Over the years, I’ve started multiple charity-focused ventures that bring together my experience and networks in finance and charity law. In 2012, after several years consulting on charity-related finance, strategy, and policy, I began to recognize significant flaws in the fundraising paradigm. While crowdfunding and online donations had become mainstream, there was a major gap in the market: a lot of tools were being built for fundraisers and charities, but no one was building tools that put donors — and their needs — first.

That’s what inspired me to apply my knowledge and experience to build CHIMP, which exists to democratize charitable giving and empower more everyday philanthropists.

4. Why is now the time for your company to exist?

Our world needs community engagement more than ever. While fundraising has proven effective for some charities, it hasn’t created a culture of giving. And ultimately, that’s what we need for the social economy to become more cost-effective and higher impact. Part of the reason we’re not there yet is that most people haven’t been taught about effective giving. Another part is that a lot of people have become frustrated and uncomfortable with constantly being asked to give (a phenomenon known as “donor fatigue”). This has nothing to do with people caring less; people are just tired of being pestered, so they start to tune out. People also feel left in the dark about the actual impact of their donations.

CHIMP hopes to remedy that by empowering people to give proactively, rather than reactively, and developing new ways to keep them informed on their impact. Through our platform, users can load their CHIMP Accounts, get an instant tax receipt, then take their time deciding where to give. This ability to separate the donation from a choice of which charities to support gives them the opportunity to budget for charity and be thoughtful about the causes they want to support without any guilt or social pressure. Our experience is that people who give this way feel more confident about their giving choices and create more social change over time as a result.
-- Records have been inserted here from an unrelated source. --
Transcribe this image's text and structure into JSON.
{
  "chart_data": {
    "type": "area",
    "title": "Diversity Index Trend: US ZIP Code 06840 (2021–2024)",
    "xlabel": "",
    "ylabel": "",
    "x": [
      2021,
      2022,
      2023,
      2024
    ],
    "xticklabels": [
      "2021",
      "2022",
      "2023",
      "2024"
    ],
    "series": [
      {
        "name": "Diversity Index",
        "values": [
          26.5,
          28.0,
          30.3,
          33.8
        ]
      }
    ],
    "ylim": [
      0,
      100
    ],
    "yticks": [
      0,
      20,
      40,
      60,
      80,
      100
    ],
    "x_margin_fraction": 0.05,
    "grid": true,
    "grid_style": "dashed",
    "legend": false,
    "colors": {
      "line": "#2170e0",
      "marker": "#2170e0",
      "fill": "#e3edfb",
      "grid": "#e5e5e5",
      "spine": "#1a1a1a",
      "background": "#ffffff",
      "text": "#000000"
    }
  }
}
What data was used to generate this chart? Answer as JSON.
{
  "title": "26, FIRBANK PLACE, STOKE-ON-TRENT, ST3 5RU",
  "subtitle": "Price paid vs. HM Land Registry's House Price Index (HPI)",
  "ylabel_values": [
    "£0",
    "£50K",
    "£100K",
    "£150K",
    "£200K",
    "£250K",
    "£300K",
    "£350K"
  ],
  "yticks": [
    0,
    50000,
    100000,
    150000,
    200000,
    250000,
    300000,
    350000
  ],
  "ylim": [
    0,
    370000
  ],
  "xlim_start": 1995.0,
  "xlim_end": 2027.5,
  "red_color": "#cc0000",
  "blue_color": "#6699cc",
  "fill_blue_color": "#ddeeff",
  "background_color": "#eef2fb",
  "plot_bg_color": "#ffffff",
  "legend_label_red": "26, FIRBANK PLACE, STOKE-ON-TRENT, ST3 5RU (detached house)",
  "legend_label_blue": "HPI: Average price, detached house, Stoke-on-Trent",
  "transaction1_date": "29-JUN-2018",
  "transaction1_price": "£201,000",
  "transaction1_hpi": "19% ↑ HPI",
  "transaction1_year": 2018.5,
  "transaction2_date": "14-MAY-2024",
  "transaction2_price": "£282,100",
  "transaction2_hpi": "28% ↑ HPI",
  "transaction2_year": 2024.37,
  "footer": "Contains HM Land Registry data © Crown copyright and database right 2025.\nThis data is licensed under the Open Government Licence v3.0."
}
5. Where will your company be in 3 years?

Right now we have processed over $200 million in charitable donations via CHIMP. We see that number climbing to $1 billion. And, currently, we only operate in Canada. I can see us adding operations in another country within three years.

6. How do you define success?

Success is when you see your vision materialize in a tangible way. For us at CHIMP, success will be when everyday people think, act, and feel like philanthropists. When they act on their own innate generosity. When they act on the things they care about, rather than just what others ask them to care about. Success, to me, is when you have become an empowered donor.

7. What is one piece of advice you would offer to someone who is considering taking the leap into entrepreneurship?

Here’s one I had to learn the hard way: focus on solving something very specific. Don’t try to meet the needs of the masses or all potential customers. You can always expand later, but when you start out, stay narrow, get it right and then expand from there.